Bugünkü kenti çevreleyen
surların yapımına Milattan önce 3 binli yıllarda başlanmış olsa da,
ağırlıklı olarak Romalılar döneminde inşa
edilmiştir. M.Ö 69’da kenti ele geçiren Romalılar, her yönden süren
saldırılar karşısında Diyarbakır’ı bir “askeri garnizon” olarak
yeniden düzenlemişlerdir. Costantinos 349 tarihinden başlayarak
Amida’nın etrafını yeniden surlarla çevirmiştir. Surlar, Nisibis
(Nusaybin) halkının Diyarbakır’a iltica etmesinden sonra 367-375
tarihleri arasında genişletilerek bugünkü konumuna getirilmiştir.
Diyarbakır surları bu
anlamda “tarihin taşlarla yazıldığı bir kent”i simgeler.
Diyarbakır’la buluşan her toplumun, Diyarbakır’da yaşayan her
inancın bu surlarda izlerini görmek mümkündür.
Diyarbakır’la birlikte
tarih sahnesine çıkmış batısındaki Efes, Fasilis, Truva ile
güneyindeki Ninova ve Babil şehirleri bugün yaşamayan şehirlerdir.

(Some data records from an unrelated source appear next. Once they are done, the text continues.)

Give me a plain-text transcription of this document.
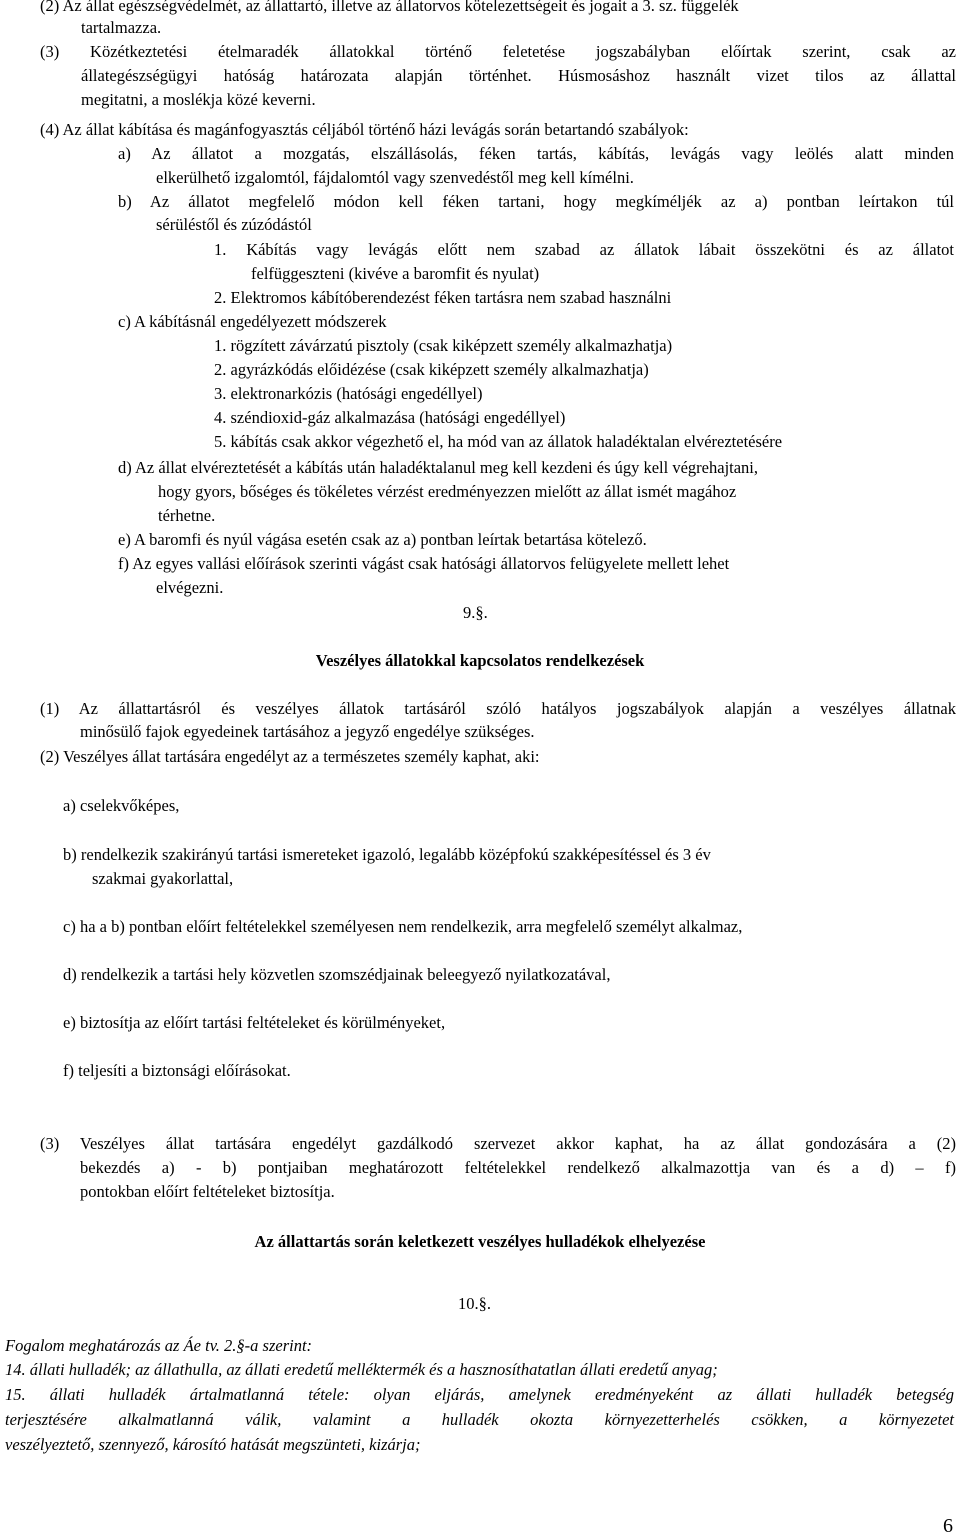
(2) Az állat egészségvédelmét, az állattartó, illetve az állatorvos kötelezettségeit és jogait a 3. sz. függelék
tartalmazza.
(3) Közétkeztetési ételmaradék állatokkal történő feletetése jogszabályban előírtak szerint, csak az
állategészségügyi hatóság határozata alapján történhet. Húsmosáshoz használt vizet tilos az állattal
megitatni, a moslékja közé keverni.
(4) Az állat kábítása és magánfogyasztás céljából történő házi levágás során betartandó szabályok:
a) Az állatot a mozgatás, elszállásolás, féken tartás, kábítás, levágás vagy leölés alatt minden
elkerülhető izgalomtól, fájdalomtól vagy szenvedéstől meg kell kímélni.
b) Az állatot megfelelő módon kell féken tartani, hogy megkíméljék az a) pontban leírtakon túl
sérüléstől és zúzódástól
1. Kábítás vagy levágás előtt nem szabad az állatok lábait összekötni és az állatot
felfüggeszteni (kivéve a baromfit és nyulat)
2. Elektromos kábítóberendezést féken tartásra nem szabad használni
c) A kábításnál engedélyezett módszerek
1. rögzített závárzatú pisztoly (csak kiképzett személy alkalmazhatja)
2. agyrázkódás előidézése (csak kiképzett személy alkalmazhatja)
3. elektronarkózis (hatósági engedéllyel)
4. széndioxid-gáz alkalmazása (hatósági engedéllyel)
5. kábítás csak akkor végezhető el, ha mód van az állatok haladéktalan elvéreztetésére
d) Az állat elvéreztetését a kábítás után haladéktalanul meg kell kezdeni és úgy kell végrehajtani,
hogy gyors, bőséges és tökéletes vérzést eredményezzen mielőtt az állat ismét magához
térhetne.
e) A baromfi és nyúl vágása esetén csak az a) pontban leírtak betartása kötelező.
f) Az egyes vallási előírások szerinti vágást csak hatósági állatorvos felügyelete mellett lehet
elvégezni.
9.§.
Veszélyes állatokkal kapcsolatos rendelkezések
(1) Az állattartásról és veszélyes állatok tartásáról szóló hatályos jogszabályok alapján a veszélyes állatnak
minősülő fajok egyedeinek tartásához a jegyző engedélye szükséges.
(2) Veszélyes állat tartására engedélyt az a természetes személy kaphat, aki:
a) cselekvőképes,
b) rendelkezik szakirányú tartási ismereteket igazoló, legalább középfokú szakképesítéssel és 3 év
szakmai gyakorlattal,
c) ha a b) pontban előírt feltételekkel személyesen nem rendelkezik, arra megfelelő személyt alkalmaz,
d) rendelkezik a tartási hely közvetlen szomszédjainak beleegyező nyilatkozatával,
e) biztosítja az előírt tartási feltételeket és körülményeket,
f) teljesíti a biztonsági előírásokat.
(3) Veszélyes állat tartására engedélyt gazdálkodó szervezet akkor kaphat, ha az állat gondozására a (2)
bekezdés a) - b) pontjaiban meghatározott feltételekkel rendelkező alkalmazottja van és a d) – f)
pontokban előírt feltételeket biztosítja.
Az állattartás során keletkezett veszélyes hulladékok elhelyezése
10.§.
Fogalom meghatározás az Áe tv. 2.§-a szerint:
14. állati hulladék; az állathulla, az állati eredetű melléktermék és a hasznosíthatatlan állati eredetű anyag;
15. állati hulladék ártalmatlanná tétele: olyan eljárás, amelynek eredményeként az állati hulladék betegség
terjesztésére alkalmatlanná válik, valamint a hulladék okozta környezetterhelés csökken, a környezetet
veszélyeztető, szennyező, károsító hatását megszünteti, kizárja;
6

Diyarbakır ise içindeki insanları ve eski kadim yapılarıyla yaşayan
bir şehirdir.
Diyarbakır’ı bir
zaman çizelgesine çevirmektedir. Yaparak ya da yıkarak bu kente
egemen olan her toplum, bugün kendine ait kültürel izlerle
anılmaktadır. Bu resmi geçidin içinde;
Hitit
ve Hurri-Mittani ( M.Ö. 3000 -M.Ö. 1260 )yılına kadar Asurlular,
Aramiler, Urartular, İskitler, Medler, Persler, Makedonyalılar,
Selevkoslar, Partlar, Ermeniler, Romalılar, Sasaniler, Bizanslılar,
Emeviler, Abbasiler, Şeyhoğulları(869-899) Hamdaniler,
Mervaniler(990-1096) Selçuklular, İnaloğulları, Nisanoğulları,
Artuklular, Eyyübiler, Moğollar, Akkoyunlular(1401) Safeviler ve
Osmanlılar Diyarbakır'a egemen olmuşlardır.